JE: Ya did last year.

BB: Again, I’m willing to bet, he’ll finish his career as a sub .300 hitter, less than 3K hits, and nowhere near 500 home runs. And until Pedroia retires, he’s the media darling at second base and will get the Gold Glove.

JE: He won’t get 500 homers but you don’t need that at second base.

BB: No, and I’m also willing to bet he doesn’t sniff 400 home runs either. I’ll say .278 hitter, 2800 hits, 385 HRs

JE: His average will plummet by 23 points?

BB: And that’s if he leaves Seattle while still being productive.

JE: And with how many Gold Gloves?

BB: He’s on the wrong side of 30, and he’s not Tony Gwynn.

JE: If Bill Mazeroski can make it, Cano can too.

BB: 10-year deal, assuming Pedroia plays the same amount of time, and both stay relatively healthy, I’ll give him four GGs. How’s that working out for Jeff Kent and Craig Biggio?

JE: The Hall of Fame is a joke.

BB: Biggio has 3K and Kent has an MVP and ranks among the all-time leaders for 2B in bombs. Both on the outside looking in.

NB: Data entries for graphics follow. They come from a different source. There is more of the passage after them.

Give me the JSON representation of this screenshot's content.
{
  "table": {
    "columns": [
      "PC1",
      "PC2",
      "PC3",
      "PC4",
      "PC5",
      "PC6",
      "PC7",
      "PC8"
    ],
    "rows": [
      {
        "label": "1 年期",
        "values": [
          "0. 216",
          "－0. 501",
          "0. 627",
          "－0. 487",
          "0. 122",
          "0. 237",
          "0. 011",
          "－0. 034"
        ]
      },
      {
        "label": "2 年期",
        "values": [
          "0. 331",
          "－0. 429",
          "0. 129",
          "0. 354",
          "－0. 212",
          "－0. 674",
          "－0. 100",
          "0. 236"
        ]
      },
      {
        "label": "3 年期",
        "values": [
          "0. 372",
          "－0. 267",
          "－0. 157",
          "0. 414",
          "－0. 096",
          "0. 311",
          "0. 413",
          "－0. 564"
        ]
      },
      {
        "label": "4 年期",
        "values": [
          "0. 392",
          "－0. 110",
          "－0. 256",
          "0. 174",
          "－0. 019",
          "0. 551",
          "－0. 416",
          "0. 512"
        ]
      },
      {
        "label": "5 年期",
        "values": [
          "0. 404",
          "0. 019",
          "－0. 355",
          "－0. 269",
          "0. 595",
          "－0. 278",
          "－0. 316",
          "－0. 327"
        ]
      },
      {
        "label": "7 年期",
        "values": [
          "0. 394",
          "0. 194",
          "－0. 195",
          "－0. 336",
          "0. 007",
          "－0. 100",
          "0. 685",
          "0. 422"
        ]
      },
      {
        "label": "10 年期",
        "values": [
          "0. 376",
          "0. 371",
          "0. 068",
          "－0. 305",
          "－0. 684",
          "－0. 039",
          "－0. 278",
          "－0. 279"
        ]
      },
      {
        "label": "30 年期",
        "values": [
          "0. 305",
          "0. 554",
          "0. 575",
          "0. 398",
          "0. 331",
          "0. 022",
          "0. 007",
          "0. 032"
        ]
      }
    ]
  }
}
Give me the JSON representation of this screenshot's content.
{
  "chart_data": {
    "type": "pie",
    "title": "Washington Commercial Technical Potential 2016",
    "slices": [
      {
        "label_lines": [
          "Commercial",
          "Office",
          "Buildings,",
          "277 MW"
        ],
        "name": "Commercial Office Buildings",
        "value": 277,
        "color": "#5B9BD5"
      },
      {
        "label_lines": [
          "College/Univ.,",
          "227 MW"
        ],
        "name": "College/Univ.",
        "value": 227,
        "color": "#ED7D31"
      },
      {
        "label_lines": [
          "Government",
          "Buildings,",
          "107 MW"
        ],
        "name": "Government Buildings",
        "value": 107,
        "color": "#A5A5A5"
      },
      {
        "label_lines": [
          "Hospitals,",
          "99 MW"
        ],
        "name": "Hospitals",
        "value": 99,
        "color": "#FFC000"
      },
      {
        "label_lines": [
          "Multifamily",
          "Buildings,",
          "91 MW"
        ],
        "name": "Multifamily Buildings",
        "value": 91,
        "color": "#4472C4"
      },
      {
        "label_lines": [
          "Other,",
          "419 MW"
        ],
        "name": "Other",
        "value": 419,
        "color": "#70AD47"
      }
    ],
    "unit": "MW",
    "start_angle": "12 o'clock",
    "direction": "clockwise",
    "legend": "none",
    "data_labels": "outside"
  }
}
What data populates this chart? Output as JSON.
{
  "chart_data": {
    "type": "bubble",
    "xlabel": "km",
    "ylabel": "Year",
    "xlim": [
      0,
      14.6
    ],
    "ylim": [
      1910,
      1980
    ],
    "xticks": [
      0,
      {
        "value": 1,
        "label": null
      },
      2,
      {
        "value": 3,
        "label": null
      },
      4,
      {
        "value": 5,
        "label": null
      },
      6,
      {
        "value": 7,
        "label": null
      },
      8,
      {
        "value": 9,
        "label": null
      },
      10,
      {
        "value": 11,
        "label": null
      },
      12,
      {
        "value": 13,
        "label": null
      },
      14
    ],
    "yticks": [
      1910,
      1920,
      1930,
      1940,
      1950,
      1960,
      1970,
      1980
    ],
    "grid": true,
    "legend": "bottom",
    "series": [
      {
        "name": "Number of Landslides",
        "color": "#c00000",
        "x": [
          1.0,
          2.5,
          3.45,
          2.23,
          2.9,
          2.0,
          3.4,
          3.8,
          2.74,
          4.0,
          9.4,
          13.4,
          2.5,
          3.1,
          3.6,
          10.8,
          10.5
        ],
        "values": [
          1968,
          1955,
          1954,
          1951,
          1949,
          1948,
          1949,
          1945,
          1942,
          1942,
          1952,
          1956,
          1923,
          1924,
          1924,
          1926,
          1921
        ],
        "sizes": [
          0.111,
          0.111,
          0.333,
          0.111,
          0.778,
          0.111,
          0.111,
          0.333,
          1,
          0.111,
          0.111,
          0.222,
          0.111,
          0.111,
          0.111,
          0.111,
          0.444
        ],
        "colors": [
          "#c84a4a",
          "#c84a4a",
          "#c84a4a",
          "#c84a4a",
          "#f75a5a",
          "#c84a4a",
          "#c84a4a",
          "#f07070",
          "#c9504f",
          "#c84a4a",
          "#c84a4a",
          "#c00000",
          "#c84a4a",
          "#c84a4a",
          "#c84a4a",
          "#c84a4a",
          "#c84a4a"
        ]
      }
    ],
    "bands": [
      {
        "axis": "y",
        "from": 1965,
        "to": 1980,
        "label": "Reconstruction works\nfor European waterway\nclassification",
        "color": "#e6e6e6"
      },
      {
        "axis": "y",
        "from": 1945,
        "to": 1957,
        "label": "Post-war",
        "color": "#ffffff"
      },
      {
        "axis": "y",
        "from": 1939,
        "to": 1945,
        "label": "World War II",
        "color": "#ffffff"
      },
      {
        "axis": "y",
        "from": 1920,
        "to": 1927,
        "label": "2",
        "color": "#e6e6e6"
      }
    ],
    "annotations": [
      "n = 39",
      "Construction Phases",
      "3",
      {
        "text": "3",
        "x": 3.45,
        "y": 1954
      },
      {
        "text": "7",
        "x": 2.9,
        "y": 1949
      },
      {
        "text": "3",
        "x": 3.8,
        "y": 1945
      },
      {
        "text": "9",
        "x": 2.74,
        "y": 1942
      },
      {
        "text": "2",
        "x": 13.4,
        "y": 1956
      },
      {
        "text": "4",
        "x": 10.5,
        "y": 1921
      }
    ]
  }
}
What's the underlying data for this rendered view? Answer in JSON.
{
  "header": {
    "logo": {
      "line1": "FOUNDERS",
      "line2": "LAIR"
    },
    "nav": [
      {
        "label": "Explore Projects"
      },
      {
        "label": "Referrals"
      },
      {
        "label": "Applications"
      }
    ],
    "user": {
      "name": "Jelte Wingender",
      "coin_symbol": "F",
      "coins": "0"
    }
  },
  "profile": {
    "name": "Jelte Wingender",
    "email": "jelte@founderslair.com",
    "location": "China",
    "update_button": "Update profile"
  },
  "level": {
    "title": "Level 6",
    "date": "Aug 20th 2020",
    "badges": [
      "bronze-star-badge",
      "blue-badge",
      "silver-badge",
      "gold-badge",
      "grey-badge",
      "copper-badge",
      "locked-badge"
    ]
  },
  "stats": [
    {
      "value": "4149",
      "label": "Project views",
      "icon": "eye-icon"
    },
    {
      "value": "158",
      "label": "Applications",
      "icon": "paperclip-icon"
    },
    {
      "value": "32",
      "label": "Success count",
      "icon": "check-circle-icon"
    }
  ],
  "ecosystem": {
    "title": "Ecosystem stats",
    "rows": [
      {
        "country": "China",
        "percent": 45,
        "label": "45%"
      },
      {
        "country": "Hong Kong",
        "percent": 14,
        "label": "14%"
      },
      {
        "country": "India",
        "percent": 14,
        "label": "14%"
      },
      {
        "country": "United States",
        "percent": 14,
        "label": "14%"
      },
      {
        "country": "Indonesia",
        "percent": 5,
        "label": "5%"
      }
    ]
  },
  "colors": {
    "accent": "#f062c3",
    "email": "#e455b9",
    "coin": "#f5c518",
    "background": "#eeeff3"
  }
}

JE: Biggio will get in next year. Kent was a douche so no one votes for him.

BB: Kent had to deal with Bonds, so he gets a pass from me. How do you play clean for 20 years, have 3000 hits, play in a World Series, and not get in first ballot?

JE: Because no writer trusts anyone. They all should be in…Bonds, Clemens, all those guys.

BB: We’ll save that for another day!